Кирпич этот стал выниматься из стены после одного случая.
  Моя мать сидела на больничном. Чем она заболела я не помню, но её пришли навестить коллеги по работе. Профсоюз раскошелился на пятерку, и она была честно потрачена на продукты для поддержания слабеющих сил больной. Была куплена бутылка вина, конфеты, торт и что-то ещё. Всё это можно было в те годы купить за пять рублей. Накрыв стол,  мать вручила мне жменьку конфет и отправила к Валерке, чтоб я не мешал беседе.
  Валеркина комната находилась за стеной, и мы с ним слышали взрывы хохота из нашей комнаты, причём хохот больной выделялся своей громкостью и заливистостью. Смеяться мать умела и любила.
  Дом в котором мы жили был немецким двухэтажным особняком, а наши с Валеркой комнаты разделяла стена с широкой раздвижной дверью. Дверь эту сломали, а проём, не вынимая косяка, заложили кирпичом. С нашей стороны у этой стены стоял шкаф, а с Валеркиной – диван.
  Не зная чем заняться, мы стали делать стойку на голове. У кого выйдет лучше. Делалось это так: небольшой, в три шага разбег, упор руками в диван, и стойка облокотившись ногами о стенку.

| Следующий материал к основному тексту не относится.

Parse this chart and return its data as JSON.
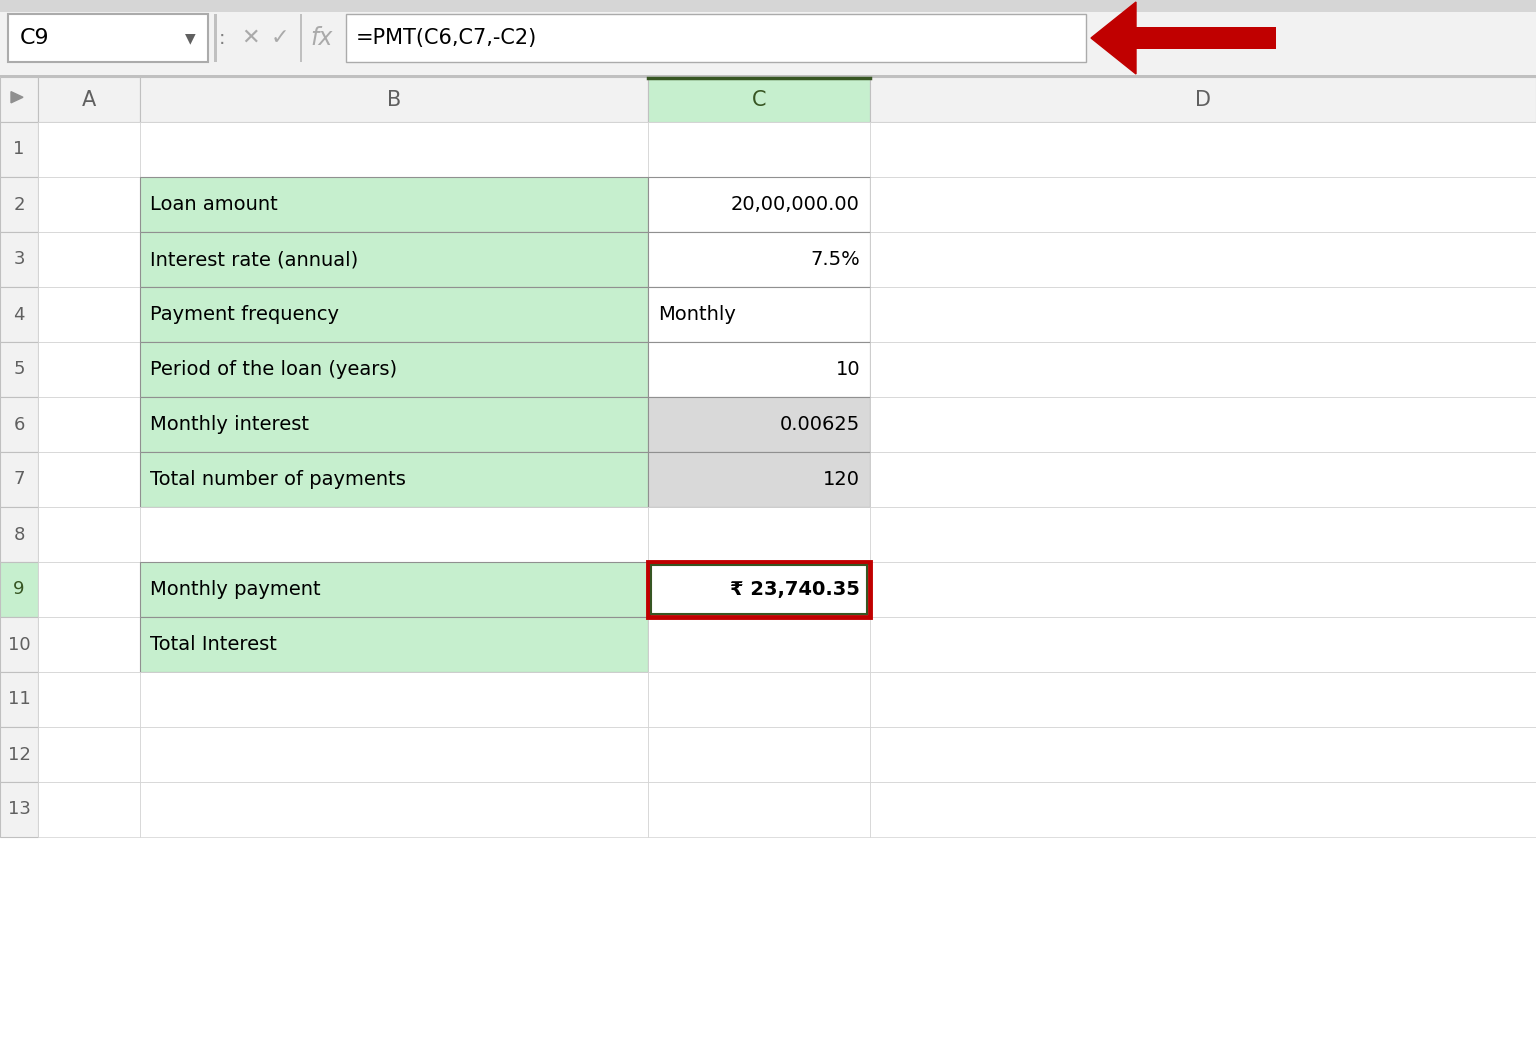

Мать в это время, покончив с анекдотами (в комнате стало тихо) начала рассказывать как нам здесь хорошо живётся
  - Район у нас очень тихий, спокойный и близко от центра – говорила мать.
Я начал свой разбег.
  - Дом замечательный, сад с яблонями, вишнями и грушами.
Разбежавшись, я опёрся руками.
  - Соседи хорошие, добрые люди. А что бы скандал какой, или ещё чего-нибудь, так это ни-ни.
Перевернувшись, я стукнулся пятками о стену.
  - У нас в доме тишина…
Правая пятка у меня провалилась.
 Это кирпич, прилегающий одной стороной к косяку вывалился из стены не выдержав удара, и с грохотом упал на шкаф, причём штукатурка осыпала мелкой крошкой праздничный стол.
Некоторое время было тихо. Потом, одна из дам, у которой нервы были покрепче, произнесла фразу из фильма «Весёлые ребята», соблюдая те же интонации:
  -Мёртвая тишина…
  Хохотали они так громко и так долго, что на этот смех прибежали не только мы с Валеркой, но и все кто был в это время в квартире.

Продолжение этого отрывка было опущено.